During lockdown, several companies have also had time to upgrade or rebuild their camps, or to create new villas. Wolwedans in Namibia has built a new Mountain View suite, where visitors can safari without interacting with other guests. In Zambia, on the wildlife-rich Busanga Plains, Chisa Busanga has built “nest” rooms, high above the ground, in which to cocoon, away from public space. One & Only has opened two-bedroom Forest Suites in its new Nyungwe House camp, from which primate-lovers can set out into the forest to track chimpanzees. In Kenya Angama Mara has erected a four-tent camp in the heart of the southwestern Mara Triangle so that guests can watch the great migration on their own. In Botswana, Wilderness Safaris has rebuilt Little DumaTau camp, with four tents and a sleek pool house for hanging out in the hot midday sun.

There has also been interest from families keen to take children into the bush for an extended period, home-schooling them while teaching them bush crafts, says Nicola Shepherd. Ideal safari-houses include Jabali and Serengeti House in Tanzania, Laragai and Arijiju in Kenya, the Nest in Namibia, and Luangwa House and Tongabezi in Zambia.
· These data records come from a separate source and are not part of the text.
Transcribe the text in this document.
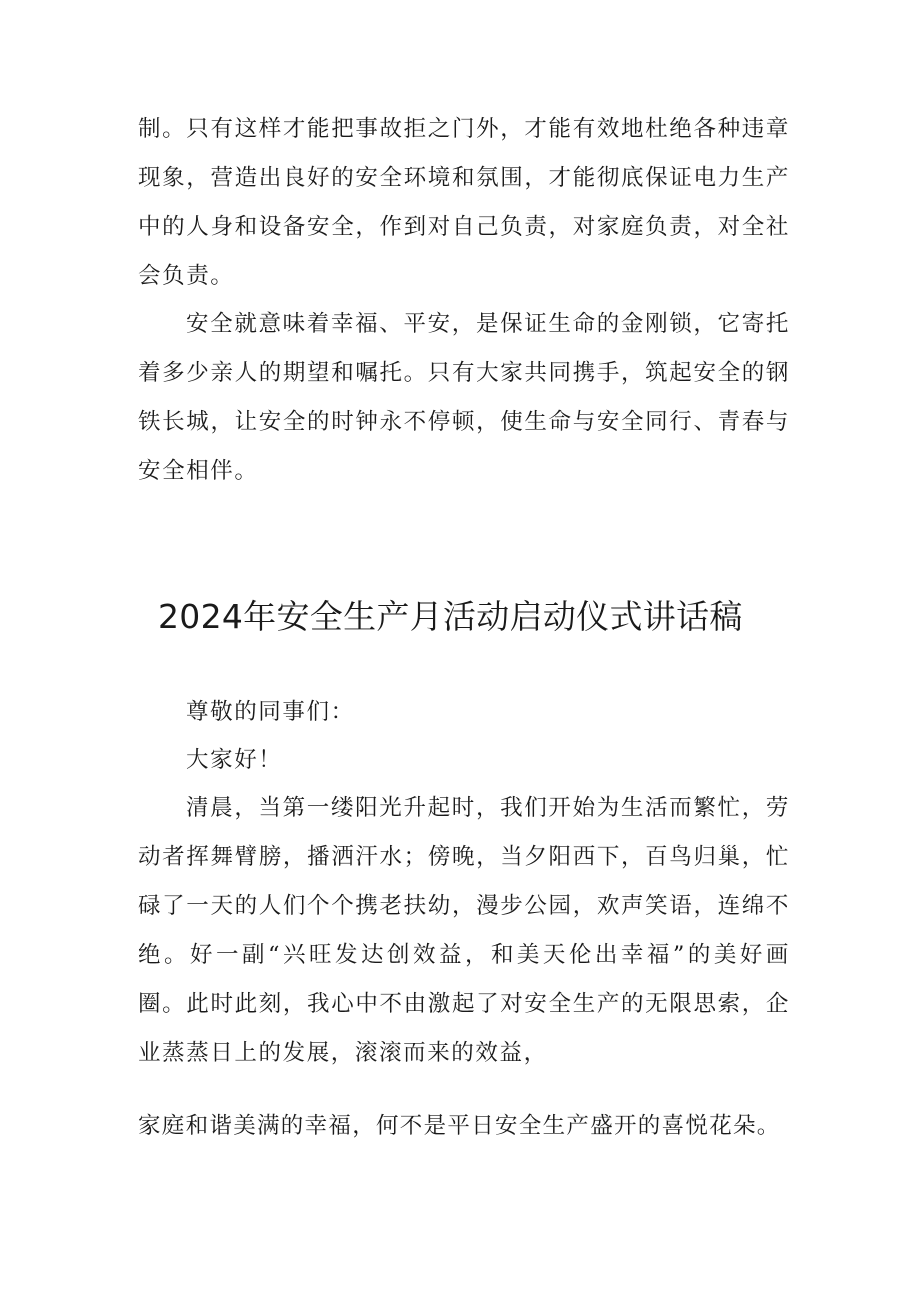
制。只有这样才能把事故拒之门外，才能有效地杜绝各种违章现象，营造出良好的安全环境和氛围，才能彻底保证电力生产中的人身和设备安全，作到对自己负责，对家庭负责，对全社会负责。

安全就意味着幸福、平安，是保证生命的金刚锁，它寄托着多少亲人的期望和嘱托。只有大家共同携手，筑起安全的钢铁长城，让安全的时钟永不停顿，使生命与安全同行、青春与安全相伴。

2024年安全生产月活动启动仪式讲话稿

尊敬的同事们：

大家好！

清晨，当第一缕阳光升起时，我们开始为生活而繁忙，劳动者挥舞臂膀，播洒汗水；傍晚，当夕阳西下，百鸟归巢，忙碌了一天的人们个个携老扶幼，漫步公园，欢声笑语，连绵不绝。好一副“兴旺发达创效益，和美天伦出幸福”的美好画圈。此时此刻，我心中不由激起了对安全生产的无限思索，企业蒸蒸日上的发展，滚滚而来的效益，

家庭和谐美满的幸福，何不是平日安全生产盛开的喜悦花朵。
For those who enjoy solitude – and are happy to quarantine – there has never been a more peaceful time to go, and travellers can plan a trip based on the creatures they would like to see. During this year’s migration at the Mara River, at which there may usually be 40 other vehicles, clients were there on their own. “And that really is a once-in-a-lifetime experience. A silver lining.”

Private jets

Airport hell, layovers, weather disruption, other people’s children, our own children and jet lag. It’s no wonder that, even before coronavirus, those who had a bit of cash were flying private.
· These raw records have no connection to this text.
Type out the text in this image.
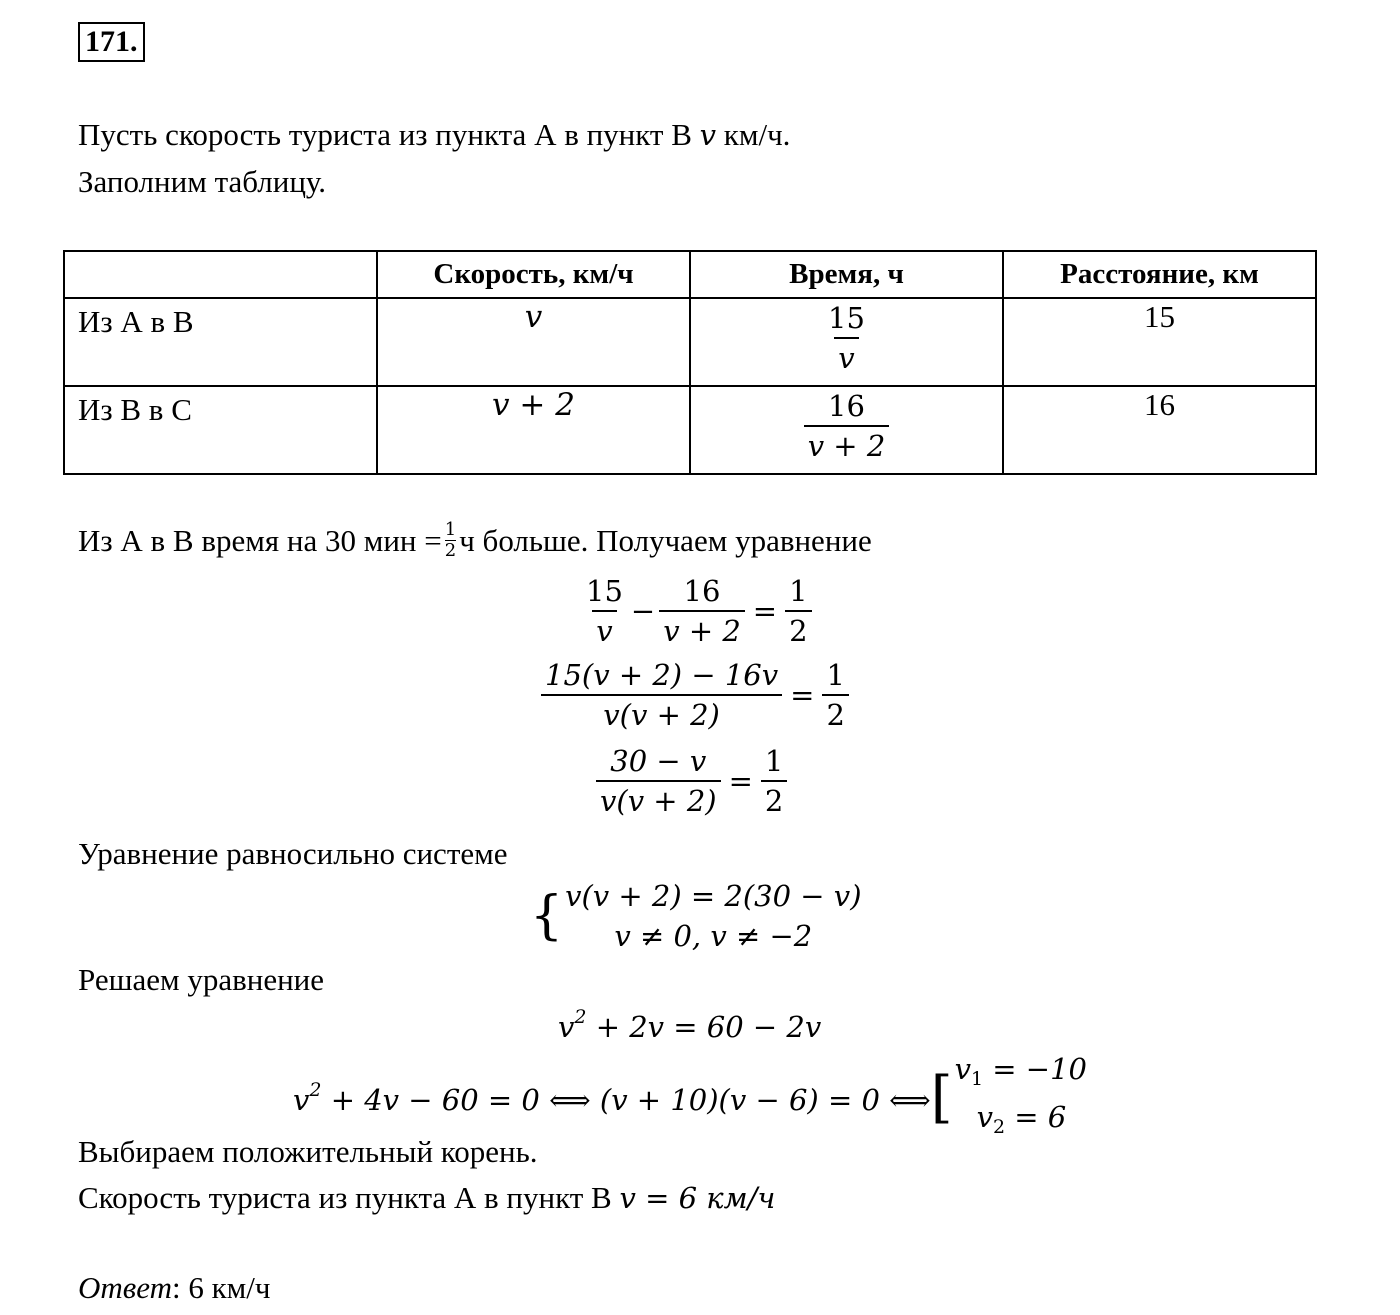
171.
Пусть скорость туриста из пункта А в пункт В v км/ч.
Заполним таблицу.
	Скорость, км/ч	Время, ч	Расстояние, км
Из А в В	v	$\frac{15}{v}$	15
Из В в С	v + 2	$\frac{16}{v + 2}$	16
Из А в В время на 30 мин = $\frac{1}{2}$ ч больше. Получаем уравнение
$\frac{15}{v} - \frac{16}{v + 2} = \frac{1}{2}$
$\frac{15(v + 2) - 16v}{v(v + 2)} = \frac{1}{2}$
$\frac{30 - v}{v(v + 2)} = \frac{1}{2}$
Уравнение равносильно системе
{ v(v + 2) = 2(30 − v)
v ≠ 0, v ≠ −2
Решаем уравнение
$v^2 + 2v = 60 - 2v$
$v^2 + 4v - 60 = 0$ ⟺ (v + 10)(v − 6) = 0 ⟺ [ $v_1 = -10$
$v_2 = 6$
Выбираем положительный корень.
Скорость туриста из пункта А в пункт В v = 6 км/ч
Ответ: 6 км/ч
With more than 90 per cent of commercial flights grounded at one point, the number of inquiries from families seeking private jet travel has hit record levels, says Nicola Shepherd. She says that nine out of ten inquiries this summer came from first-time users, such as families who did not want to miss out on their summer holiday, older passengers who are more at risk of infection and children returning to boarding school (more than a fifth of private-jet passengers this summer were children, according to Private Fly, a charter broker).

Although the cost of flying private is higher than commercial – and average flights – the benefits are obvious. Flying privately also limits the numbers of person-to-person interactions from about 270 on commercial flights to from 2 - 20 on a private flight. You can travel in your bubble at a time that’s convenient, and you can take off and land where you want to on small airfields.

Chartering a jet “on-demand” via The Explorations Company Air Charter Service, allows you to select the best aircraft for your trip, whether that’s an eight-seater Pilatus to flit you to Paris in 45 minutes or a 14-seater Gulfstream G-IV to go nonstop from London to Singapore and many companies have carbon offsetting options in place.